Dietro il front desk della Biblioteca civica Centrale di Torino – luogo meritorio, ottimamente fornito, e che frequento sempre con piacere – campeggia un cartello che reca scritto: Dalla cultura delle armi, alle armi della cultura.
Non mi sfugge la ratio (peraltro forse vagamente paternalistica) che soggiace al chiasmo, ma credo che la biblioteca debba disfarsi dell’insegna il prima possibile. La cultura, invero, è stata in anni recenti progressivamente “armata”. Anche in modi sibillini. Molti sedicenti intellettuali online parlano della cultura come un’arma, da usare alla bisogna, e per quanto mi sforzi non riesco a trovare una singola valenza per cui la metafora mi possa apparire accettabile.
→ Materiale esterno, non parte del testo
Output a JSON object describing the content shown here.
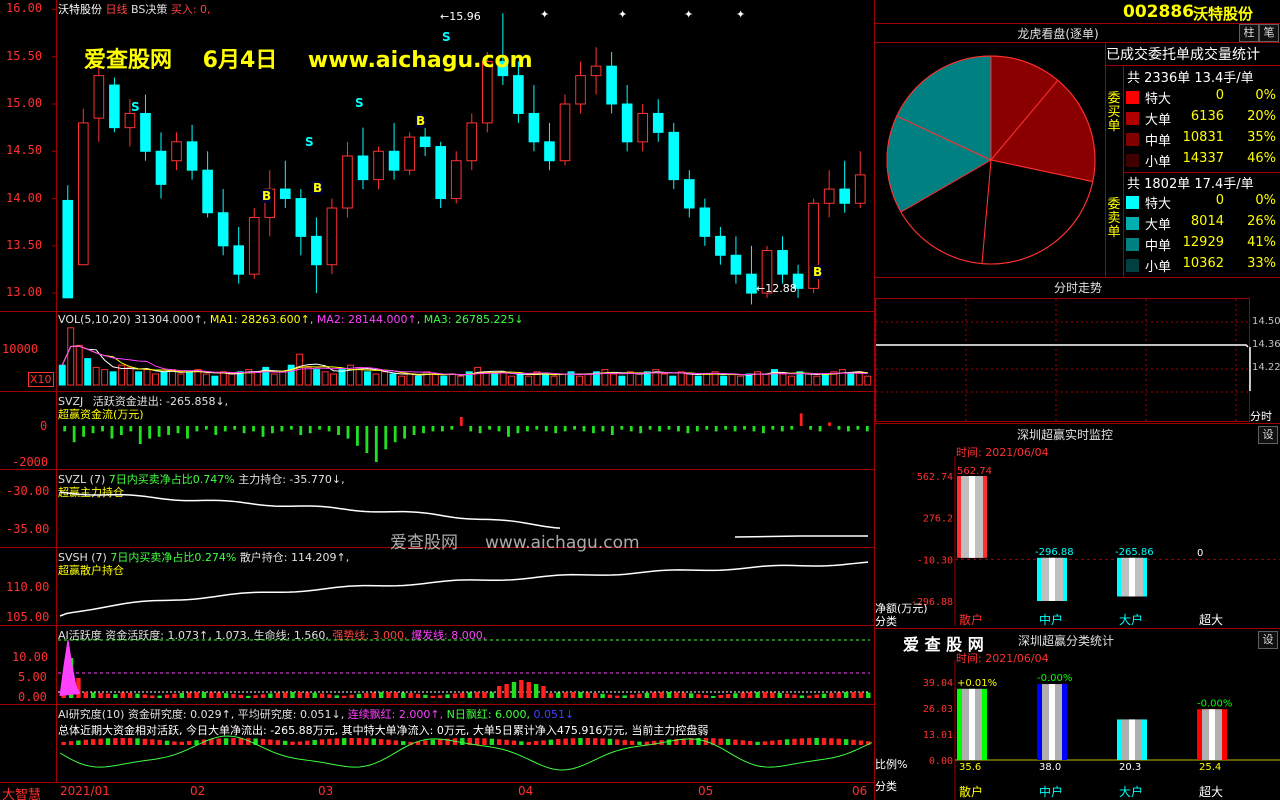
{
  "main": {
    "title_stock": "沃特股份",
    "title_period": "日线",
    "title_bs": "BS决策",
    "title_buy": "买入: 0,",
    "watermark": "爱查股网    6月4日    www.aichagu.com",
    "yticks": [
      "16.00",
      "15.50",
      "15.00",
      "14.50",
      "14.00",
      "13.50",
      "13.00"
    ],
    "high_label": "15.96",
    "low_label": "12.88",
    "marks_s": [
      "S",
      "S",
      "S",
      "S"
    ],
    "marks_b": [
      "B",
      "B",
      "B",
      "B",
      "B"
    ],
    "candles_ohlc": [
      [
        13.98,
        14.14,
        13.0,
        12.95
      ],
      [
        13.3,
        14.95,
        13.3,
        14.8
      ],
      [
        14.85,
        15.42,
        14.6,
        15.3
      ],
      [
        15.2,
        15.28,
        14.7,
        14.75
      ],
      [
        14.75,
        15.05,
        14.55,
        14.9
      ],
      [
        14.9,
        15.1,
        14.4,
        14.5
      ],
      [
        14.5,
        14.7,
        14.0,
        14.15
      ],
      [
        14.4,
        14.7,
        14.3,
        14.6
      ],
      [
        14.6,
        14.78,
        14.2,
        14.3
      ],
      [
        14.3,
        14.5,
        13.8,
        13.85
      ],
      [
        13.85,
        14.1,
        13.4,
        13.5
      ],
      [
        13.5,
        13.7,
        13.1,
        13.2
      ],
      [
        13.2,
        13.9,
        13.15,
        13.8
      ],
      [
        13.8,
        14.3,
        13.6,
        14.1
      ],
      [
        14.1,
        14.4,
        13.9,
        14.0
      ],
      [
        14.0,
        14.1,
        13.4,
        13.6
      ],
      [
        13.6,
        13.8,
        13.0,
        13.3
      ],
      [
        13.3,
        14.0,
        13.2,
        13.9
      ],
      [
        13.9,
        14.6,
        13.8,
        14.45
      ],
      [
        14.45,
        14.75,
        14.1,
        14.2
      ],
      [
        14.2,
        14.55,
        14.1,
        14.5
      ],
      [
        14.5,
        14.8,
        14.2,
        14.3
      ],
      [
        14.3,
        14.7,
        14.25,
        14.65
      ],
      [
        14.65,
        14.8,
        14.45,
        14.55
      ],
      [
        14.55,
        14.6,
        13.9,
        14.0
      ],
      [
        14.0,
        14.5,
        13.95,
        14.4
      ],
      [
        14.4,
        14.9,
        14.3,
        14.8
      ],
      [
        14.8,
        15.55,
        14.7,
        15.45
      ],
      [
        15.45,
        15.96,
        15.2,
        15.3
      ],
      [
        15.3,
        15.45,
        14.8,
        14.9
      ],
      [
        14.9,
        15.2,
        14.5,
        14.6
      ],
      [
        14.6,
        14.8,
        14.3,
        14.4
      ],
      [
        14.4,
        15.1,
        14.35,
        15.0
      ],
      [
        15.0,
        15.45,
        14.9,
        15.3
      ],
      [
        15.3,
        15.6,
        15.1,
        15.4
      ],
      [
        15.4,
        15.55,
        14.9,
        15.0
      ],
      [
        15.0,
        15.2,
        14.5,
        14.6
      ],
      [
        14.6,
        15.0,
        14.5,
        14.9
      ],
      [
        14.9,
        15.05,
        14.6,
        14.7
      ],
      [
        14.7,
        14.8,
        14.1,
        14.2
      ],
      [
        14.2,
        14.3,
        13.8,
        13.9
      ],
      [
        13.9,
        14.0,
        13.5,
        13.6
      ],
      [
        13.6,
        13.7,
        13.3,
        13.4
      ],
      [
        13.4,
        13.6,
        13.1,
        13.2
      ],
      [
        13.2,
        13.5,
        12.88,
        13.0
      ],
      [
        13.0,
        13.5,
        12.95,
        13.45
      ],
      [
        13.45,
        13.6,
        13.1,
        13.2
      ],
      [
        13.2,
        13.3,
        12.95,
        13.05
      ],
      [
        13.05,
        14.0,
        13.0,
        13.95
      ],
      [
        13.95,
        14.3,
        13.8,
        14.1
      ],
      [
        14.1,
        14.4,
        13.85,
        13.95
      ],
      [
        13.95,
        14.5,
        13.9,
        14.25
      ]
    ],
    "price_min": 12.8,
    "price_max": 16.1
  },
  "vol": {
    "title_prefix": "VOL(5,10,20)",
    "vol_value": "31304.000↑",
    "ma1": "MA1: 28263.600↑",
    "ma2": "MA2: 28144.000↑",
    "ma3": "MA3: 26785.225↓",
    "ytick": "10000",
    "unit_box": "X10",
    "values": [
      9,
      26,
      18,
      12,
      8,
      7,
      6,
      9,
      8,
      6,
      7,
      5,
      6,
      7,
      5,
      6,
      7,
      5,
      4,
      6,
      5,
      6,
      7,
      6,
      8,
      5,
      6,
      9,
      14,
      8,
      7,
      6,
      5,
      7,
      9,
      8,
      6,
      5,
      6,
      5,
      4,
      5,
      4,
      6,
      5,
      4,
      5,
      4,
      6,
      8,
      6,
      5,
      6,
      4,
      5,
      4,
      6,
      5,
      4,
      5,
      6,
      4,
      5,
      6,
      7,
      5,
      4,
      6,
      5,
      6,
      7,
      5,
      4,
      6,
      5,
      4,
      5,
      6,
      4,
      5,
      4,
      5,
      6,
      5,
      7,
      5,
      4,
      6,
      5,
      4,
      5,
      6,
      7,
      5,
      6,
      4
    ]
  },
  "svzj": {
    "label1": "SVZJ",
    "label2": "活跃资金进出: -265.858↓,",
    "sub": "超赢资金流(万元)",
    "yticks": [
      "0",
      "-2000"
    ],
    "values": [
      -300,
      -900,
      -600,
      -400,
      -300,
      -700,
      -500,
      -300,
      -1000,
      -700,
      -600,
      -500,
      -400,
      -700,
      -300,
      -200,
      -500,
      -300,
      -200,
      -400,
      -300,
      -600,
      -400,
      -300,
      -200,
      -500,
      -400,
      -200,
      -300,
      -500,
      -700,
      -1100,
      -1500,
      -2000,
      -1300,
      -900,
      -700,
      -500,
      -400,
      -300,
      -300,
      -200,
      500,
      -300,
      -400,
      -200,
      -300,
      -600,
      -400,
      -300,
      -200,
      -300,
      -400,
      -300,
      -200,
      -300,
      -400,
      -300,
      -500,
      -200,
      -300,
      -400,
      -200,
      -300,
      -200,
      -300,
      -400,
      -300,
      -200,
      -300,
      -200,
      -300,
      -200,
      -300,
      -400,
      -200,
      -300,
      -200,
      700,
      -200,
      -300,
      200,
      -200,
      -300,
      -200,
      -300
    ]
  },
  "svzl": {
    "label1": "SVZL",
    "label2": "(7)",
    "label3": "7日内买卖净占比0.747%",
    "label4": "主力持仓: -35.770↓,",
    "sub": "超赢主力持仓",
    "yticks": [
      "-30.00",
      "-35.00"
    ],
    "watermark": "爱查股网     www.aichagu.com"
  },
  "svsh": {
    "label1": "SVSH",
    "label2": "(7)",
    "label3": "7日内买卖净占比0.274%",
    "label4": "散户持仓: 114.209↑,",
    "sub": "超赢散户持仓",
    "yticks": [
      "110.00",
      "105.00"
    ]
  },
  "ai_active": {
    "label1": "AI活跃度",
    "label2": "资金活跃度: 1.073↑, 1.073, 生命线: 1.560,",
    "label3": "强势线: 3.000,",
    "label4": "爆发线: 8.000,",
    "yticks": [
      "10.00",
      "5.00",
      "0.00"
    ]
  },
  "ai_research": {
    "label1": "AI研究度",
    "label2": "(10)",
    "label3": "资金研究度: 0.029↑, 平均研究度: 0.051↓,",
    "label4": "连续飘红: 2.000↑,",
    "label5": "N日飘红: 6.000,",
    "label6": "0.051↓",
    "summary": "总体近期大资金相对活跃, 今日大单净流出: -265.88万元, 其中特大单净流入: 0万元, 大单5日累计净入475.916万元, 当前主力控盘弱"
  },
  "xaxis": {
    "brand": "大智慧",
    "labels": [
      "2021/01",
      "02",
      "03",
      "04",
      "05",
      "06"
    ]
  },
  "right": {
    "code": "002886",
    "name": "沃特股份",
    "btn1": "柱",
    "btn2": "笔",
    "tiger_title": "龙虎看盘(逐单)",
    "tiger_sub": "已成交委托单成交量统计",
    "buy_label": "委买单",
    "sell_label": "委卖单",
    "buy_total": "共 2336单 13.4手/单",
    "sell_total": "共 1802单 17.4手/单",
    "buy_rows": [
      {
        "name": "特大",
        "num": "0",
        "pct": "0%",
        "color": "#ff0000"
      },
      {
        "name": "大单",
        "num": "6136",
        "pct": "20%",
        "color": "#b00000"
      },
      {
        "name": "中单",
        "num": "10831",
        "pct": "35%",
        "color": "#800000"
      },
      {
        "name": "小单",
        "num": "14337",
        "pct": "46%",
        "color": "#400000"
      }
    ],
    "sell_rows": [
      {
        "name": "特大",
        "num": "0",
        "pct": "0%",
        "color": "#00ffff"
      },
      {
        "name": "大单",
        "num": "8014",
        "pct": "26%",
        "color": "#00b0b0"
      },
      {
        "name": "中单",
        "num": "12929",
        "pct": "41%",
        "color": "#008080"
      },
      {
        "name": "小单",
        "num": "10362",
        "pct": "33%",
        "color": "#004040"
      }
    ],
    "timeshare_title": "分时走势",
    "ts_ticks": [
      "14.50",
      "14.36",
      "14.22"
    ],
    "ts_unit": "分时",
    "monitor_title": "深圳超赢实时监控",
    "monitor_btn": "设",
    "monitor_time": "时间: 2021/06/04",
    "monitor_yticks": [
      "562.74",
      "276.2",
      "-10.30",
      "-296.88"
    ],
    "monitor_vals": [
      {
        "cat": "散户",
        "value": 562.74,
        "label": "562.74"
      },
      {
        "cat": "中户",
        "value": -296.88,
        "label": "-296.88"
      },
      {
        "cat": "大户",
        "value": -265.86,
        "label": "-265.86"
      },
      {
        "cat": "超大",
        "value": 0,
        "label": "0"
      }
    ],
    "monitor_ylab1": "净额(万元)",
    "monitor_ylab2": "分类",
    "class_brand": "爱 查 股 网",
    "class_title": "深圳超赢分类统计",
    "class_btn": "设",
    "class_time": "时间: 2021/06/04",
    "class_yticks": [
      "39.04",
      "26.03",
      "13.01",
      "0.00"
    ],
    "class_vals": [
      {
        "cat": "散户",
        "value": 35.6,
        "label": "35.6",
        "top": "+0.01%",
        "color": "#00ff00"
      },
      {
        "cat": "中户",
        "value": 38.0,
        "label": "38.0",
        "top": "-0.00%",
        "color": "#0000ff"
      },
      {
        "cat": "大户",
        "value": 20.3,
        "label": "20.3",
        "top": "",
        "color": "#00ffff"
      },
      {
        "cat": "超大",
        "value": 25.4,
        "label": "25.4",
        "top": "-0.00%",
        "color": "#ff0000"
      }
    ],
    "class_ylab1": "比例%",
    "class_ylab2": "分类"
  },
  "chart_data": {
    "type": "bar",
    "title": "深圳超赢实时监控",
    "categories": [
      "散户",
      "中户",
      "大户",
      "超大"
    ],
    "values": [
      562.74,
      -296.88,
      -265.86,
      0
    ],
    "ylabel": "净额(万元)",
    "ylim": [
      -296.88,
      562.74
    ]
  }
}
Quand’anche la si intenda come “arma a scopo difensivo” (quando poi la si adopera spesso, invece, con fare da prepotenti), allora esiste una pletora di altre possibilità per semantizzare la questione.
Peraltro durante la pandemia c’è stato un lungo dibattere rispetto alla metafora della guerra, con cui in molti avevano deciso di interpretare il Covid e i suoi effetti psicosociali. Non mi pare invece di avere udito alcun urlo indignato di questi tempi, rispetto all’incedere capillare di un’associazione fra scenario bellico-armato e “mondo culturale”.
La cultura è strumento, possibilità, rifugio e un sacco di altre cose belle e retoriche, ma se proprio dobbiamo indulgere nel retorizzarla allora almeno disarmiamola. I cultori della cultura sono spesso persone abiette, che ne fanno un uso deprecabile, di cui la boria è solo l’inizio. Molti ideologi di dittatori, vivi e morti, sono stati e sono persone fattualmente di cultura, e di questa si sono asserviti per giustificare le peggiori nefandezze. Quindi no, eviterei di continuare a perpetrare l’idea di una possibile e giustificabile associazione fra armi e cultura.
Purtroppo, ne va del chiasmo, ma magari si può trovare comunque una soluzione vagamente catchy (ammesso che quella attualmente esposta lo sia). Ad esempio: Dalla cultura delle armi, alla cultura del disarmo. Si mantiene un sistema di consonanza, si converte la fattispecie chiastica in una anaforica – comunque altrettanto seducente – si sovverte il messaggio di fondo.
Il mondo, Europa compresa, ha ormai definitivamente legittimato l’armamento a ogni piè sospinto. Oggi anche la pacifica Unione Europea ha pacificamente dato per buono che armarsi sia una necessità, da promuovere per il bene… un proiettile in fondo non ha mai ammazzato nessuno, no? E questa legittimazione prima di essere effettiva sul piano politico è stata lungamente preparata su quello simbolico. A continuare a dire “armi” si finisce come con la classica profezia che si autoavvera. Quindi proporrei umilmente uno smantellamento, che passi anzitutto dal piano discorsivo; si usi la triste parola quando è il triste caso, e la si lasci lì altrimenti, marcescente, specie in quei luoghi in cui le parole vengono custodite e al contempo fatte circolare.